À l’avenir, on peut même craindre que cette situation devienne un obstacle à l’introduction de génériques. En effet, tant que le prix réel du médicament original n’est pas connu, il est impossible pour une firme de génériques de faire des projections sur un prix compétitif pour un générique de cet original. L’opération est donc très hasardeuse.
De plus, la généralisation du système au niveau international risque de pérenniser le véritable problème, à savoir que, grâce à l’avantage à court terme pour le payeur public de cette possibilité de négocier des ristournes de manière confidentielle, les firmes peuvent continuer à afficher des prix publics extrêmement élevés sans que ceux-ci soient justifiés de manière transparente.
Renforcer les collaborations entre pays
La taille réduite du marché belge joue en sa défaveur. Il est tout à fait possible qu’une firme préfère renoncer à commercialiser un nouveau médicament chez nous plutôt que de se lancer dans une étude supplémentaire coûteuse, dont les résultats pourraient être moins favorables qu’espéré.
C’est pourquoi le KCE encourage la mise sur pied de collaborations entre plusieurs pays qui représenteraient ensemble un poids suffisant pour pouvoir exiger la production de données satisfaisantes et pour négocier en commun des prix acceptables. La collaboration BeNeLux-Autriche en matière de politique du médicament est un premier pas prometteur dans cette direction (voir Rapport KCE 283 publié le 20 avril dernier).
Ne pas jeter le bébé avec l’eau du bain
Il ne faudrait pas pour autant jeter le bébé avec l’eau du bain : le système des conventions art. 81 peut réellement ouvrir plus rapidement l’accès à des médicaments innovants, ce qui est un atout majeur pour les patients.

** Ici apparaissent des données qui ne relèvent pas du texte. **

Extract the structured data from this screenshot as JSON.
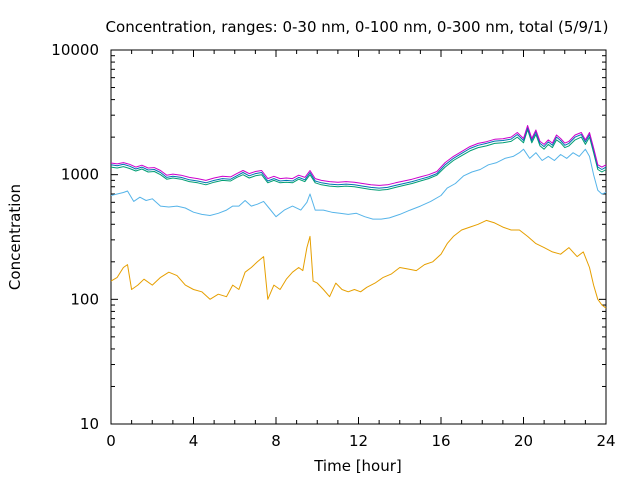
{
  "chart_data": {
    "type": "line",
    "title": "Concentration, ranges: 0-30 nm, 0-100 nm, 0-300 nm, total (5/9/1)",
    "xlabel": "Time [hour]",
    "ylabel": "Concentration",
    "xlim": [
      0,
      24
    ],
    "ylim": [
      10,
      10000
    ],
    "y_scale": "log",
    "grid": false,
    "x_ticks": [
      "0",
      "4",
      "8",
      "12",
      "16",
      "20",
      "24"
    ],
    "y_ticks": [
      "10",
      "100",
      "1000",
      "10000"
    ],
    "series": [
      {
        "color": "#e69f00",
        "x": [
          0,
          0.3,
          0.6,
          0.8,
          1.0,
          1.3,
          1.6,
          2.0,
          2.4,
          2.8,
          3.2,
          3.6,
          4.0,
          4.4,
          4.8,
          5.2,
          5.6,
          5.9,
          6.2,
          6.5,
          6.8,
          7.1,
          7.4,
          7.6,
          7.9,
          8.2,
          8.5,
          8.8,
          9.1,
          9.3,
          9.5,
          9.65,
          9.8,
          10.0,
          10.3,
          10.6,
          10.9,
          11.2,
          11.5,
          11.8,
          12.1,
          12.4,
          12.8,
          13.2,
          13.6,
          14.0,
          14.4,
          14.8,
          15.2,
          15.6,
          16.0,
          16.3,
          16.6,
          17.0,
          17.4,
          17.8,
          18.2,
          18.6,
          19.0,
          19.4,
          19.8,
          20.2,
          20.6,
          21.0,
          21.4,
          21.8,
          22.2,
          22.6,
          22.9,
          23.2,
          23.4,
          23.6,
          23.8,
          24.0
        ],
        "values": [
          140,
          150,
          180,
          190,
          120,
          130,
          145,
          130,
          150,
          165,
          155,
          130,
          120,
          115,
          100,
          110,
          105,
          130,
          120,
          165,
          180,
          200,
          220,
          100,
          130,
          120,
          145,
          165,
          180,
          170,
          260,
          320,
          140,
          135,
          120,
          105,
          135,
          120,
          115,
          120,
          115,
          125,
          135,
          150,
          160,
          180,
          175,
          170,
          190,
          200,
          230,
          280,
          320,
          360,
          380,
          400,
          430,
          410,
          380,
          360,
          360,
          320,
          280,
          260,
          240,
          230,
          260,
          220,
          240,
          180,
          130,
          100,
          90,
          85
        ]
      },
      {
        "color": "#56b4e9",
        "x": [
          0,
          0.3,
          0.6,
          0.8,
          1.1,
          1.4,
          1.7,
          2.0,
          2.4,
          2.8,
          3.2,
          3.6,
          4.0,
          4.4,
          4.8,
          5.2,
          5.6,
          5.9,
          6.2,
          6.5,
          6.8,
          7.1,
          7.4,
          7.7,
          8.0,
          8.4,
          8.8,
          9.2,
          9.5,
          9.65,
          9.9,
          10.3,
          10.7,
          11.1,
          11.5,
          11.9,
          12.3,
          12.7,
          13.1,
          13.5,
          14.0,
          14.5,
          15.0,
          15.5,
          16.0,
          16.3,
          16.7,
          17.1,
          17.5,
          17.9,
          18.3,
          18.7,
          19.1,
          19.5,
          19.8,
          20.0,
          20.3,
          20.6,
          20.9,
          21.2,
          21.5,
          21.8,
          22.1,
          22.4,
          22.7,
          23.0,
          23.2,
          23.4,
          23.6,
          23.8,
          24.0
        ],
        "values": [
          680,
          700,
          720,
          740,
          610,
          660,
          620,
          640,
          560,
          550,
          560,
          540,
          500,
          480,
          470,
          490,
          520,
          560,
          560,
          620,
          560,
          580,
          610,
          530,
          460,
          520,
          560,
          520,
          600,
          700,
          520,
          520,
          500,
          490,
          480,
          490,
          460,
          440,
          440,
          450,
          480,
          520,
          560,
          610,
          680,
          780,
          850,
          980,
          1050,
          1100,
          1200,
          1250,
          1350,
          1400,
          1500,
          1600,
          1350,
          1500,
          1300,
          1400,
          1300,
          1450,
          1350,
          1500,
          1400,
          1600,
          1400,
          1000,
          750,
          700,
          720
        ]
      },
      {
        "color": "#009e73",
        "x": [
          0,
          0.3,
          0.6,
          0.9,
          1.2,
          1.5,
          1.8,
          2.1,
          2.4,
          2.7,
          3.0,
          3.4,
          3.8,
          4.2,
          4.6,
          5.0,
          5.4,
          5.8,
          6.1,
          6.4,
          6.7,
          7.0,
          7.3,
          7.6,
          7.9,
          8.2,
          8.5,
          8.8,
          9.1,
          9.4,
          9.65,
          9.9,
          10.2,
          10.6,
          11.0,
          11.4,
          11.8,
          12.2,
          12.6,
          13.0,
          13.4,
          13.8,
          14.2,
          14.6,
          15.0,
          15.4,
          15.8,
          16.2,
          16.6,
          17.0,
          17.4,
          17.8,
          18.2,
          18.6,
          19.0,
          19.4,
          19.7,
          20.0,
          20.2,
          20.4,
          20.6,
          20.8,
          21.0,
          21.2,
          21.4,
          21.6,
          21.8,
          22.0,
          22.2,
          22.5,
          22.8,
          23.0,
          23.2,
          23.4,
          23.6,
          23.8,
          24.0
        ],
        "values": [
          1150,
          1130,
          1160,
          1120,
          1070,
          1110,
          1050,
          1060,
          1000,
          920,
          940,
          920,
          880,
          860,
          830,
          870,
          900,
          890,
          950,
          1000,
          940,
          980,
          1000,
          860,
          900,
          860,
          870,
          860,
          920,
          880,
          1000,
          860,
          830,
          810,
          800,
          810,
          800,
          780,
          760,
          750,
          760,
          790,
          820,
          850,
          890,
          930,
          990,
          1150,
          1300,
          1420,
          1550,
          1650,
          1700,
          1780,
          1800,
          1850,
          2000,
          1800,
          2300,
          1800,
          2100,
          1700,
          1600,
          1750,
          1650,
          1900,
          1800,
          1650,
          1700,
          1900,
          2000,
          1750,
          2000,
          1500,
          1100,
          1050,
          1100
        ]
      },
      {
        "color": "#0072b2",
        "x": [
          0,
          0.3,
          0.6,
          0.9,
          1.2,
          1.5,
          1.8,
          2.1,
          2.4,
          2.7,
          3.0,
          3.4,
          3.8,
          4.2,
          4.6,
          5.0,
          5.4,
          5.8,
          6.1,
          6.4,
          6.7,
          7.0,
          7.3,
          7.6,
          7.9,
          8.2,
          8.5,
          8.8,
          9.1,
          9.4,
          9.65,
          9.9,
          10.2,
          10.6,
          11.0,
          11.4,
          11.8,
          12.2,
          12.6,
          13.0,
          13.4,
          13.8,
          14.2,
          14.6,
          15.0,
          15.4,
          15.8,
          16.2,
          16.6,
          17.0,
          17.4,
          17.8,
          18.2,
          18.6,
          19.0,
          19.4,
          19.7,
          20.0,
          20.2,
          20.4,
          20.6,
          20.8,
          21.0,
          21.2,
          21.4,
          21.6,
          21.8,
          22.0,
          22.2,
          22.5,
          22.8,
          23.0,
          23.2,
          23.4,
          23.6,
          23.8,
          24.0
        ],
        "values": [
          1200,
          1180,
          1210,
          1170,
          1110,
          1150,
          1090,
          1100,
          1040,
          950,
          970,
          950,
          910,
          890,
          860,
          900,
          930,
          920,
          980,
          1040,
          980,
          1020,
          1040,
          890,
          930,
          890,
          900,
          890,
          950,
          910,
          1040,
          890,
          860,
          840,
          830,
          840,
          830,
          810,
          790,
          780,
          790,
          820,
          850,
          880,
          920,
          960,
          1020,
          1200,
          1350,
          1480,
          1620,
          1720,
          1780,
          1860,
          1880,
          1930,
          2100,
          1880,
          2400,
          1880,
          2200,
          1780,
          1680,
          1830,
          1720,
          2000,
          1880,
          1720,
          1780,
          2000,
          2100,
          1830,
          2100,
          1580,
          1150,
          1100,
          1150
        ]
      },
      {
        "color": "#cc00cc",
        "x": [
          0,
          0.3,
          0.6,
          0.9,
          1.2,
          1.5,
          1.8,
          2.1,
          2.4,
          2.7,
          3.0,
          3.4,
          3.8,
          4.2,
          4.6,
          5.0,
          5.4,
          5.8,
          6.1,
          6.4,
          6.7,
          7.0,
          7.3,
          7.6,
          7.9,
          8.2,
          8.5,
          8.8,
          9.1,
          9.4,
          9.65,
          9.9,
          10.2,
          10.6,
          11.0,
          11.4,
          11.8,
          12.2,
          12.6,
          13.0,
          13.4,
          13.8,
          14.2,
          14.6,
          15.0,
          15.4,
          15.8,
          16.2,
          16.6,
          17.0,
          17.4,
          17.8,
          18.2,
          18.6,
          19.0,
          19.4,
          19.7,
          20.0,
          20.2,
          20.4,
          20.6,
          20.8,
          21.0,
          21.2,
          21.4,
          21.6,
          21.8,
          22.0,
          22.2,
          22.5,
          22.8,
          23.0,
          23.2,
          23.4,
          23.6,
          23.8,
          24.0
        ],
        "values": [
          1240,
          1220,
          1250,
          1210,
          1150,
          1190,
          1130,
          1140,
          1080,
          990,
          1010,
          990,
          950,
          930,
          900,
          940,
          970,
          960,
          1020,
          1080,
          1020,
          1060,
          1080,
          930,
          970,
          930,
          940,
          930,
          990,
          950,
          1080,
          930,
          900,
          880,
          870,
          880,
          870,
          850,
          830,
          820,
          830,
          860,
          890,
          920,
          960,
          1000,
          1060,
          1250,
          1400,
          1530,
          1680,
          1780,
          1840,
          1920,
          1940,
          2000,
          2180,
          1950,
          2480,
          1950,
          2280,
          1850,
          1750,
          1900,
          1790,
          2080,
          1950,
          1790,
          1850,
          2080,
          2180,
          1900,
          2180,
          1640,
          1200,
          1150,
          1200
        ]
      }
    ]
  }
}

Simplement, en plus de miser sur la rapidité d’accès, il faudrait mettre davantage l’accent sur le bénéfice pour le patient et sur la soutenabilité à long terme pour l’assurance maladie. Le KCE formule donc une série de recommandations techniques en vue de rendre le processus plus transparent et plus équilibré.
De façon générale, la conclusion d’une convention devrait rester une exception. Elle ne devrait jamais être possible pour les médicaments sans réelle plus-value thérapeutique et/ou pour ceux pour lesquels il existe déjà des alternatives qui ne sont pas sous convention.
Les chercheurs du KCE insistent également pour que les incertitudes décelées dans un dossier soient clairement caractérisées dès le départ, de manière à identifier si la conclusion d’une convention permettra de les lever. Ils ont conçu une grille pratique qui permet de choisir, pour chaque nouvelle demande, quel type de convention est le plus approprié pour répondre aux incertitudes identifiées.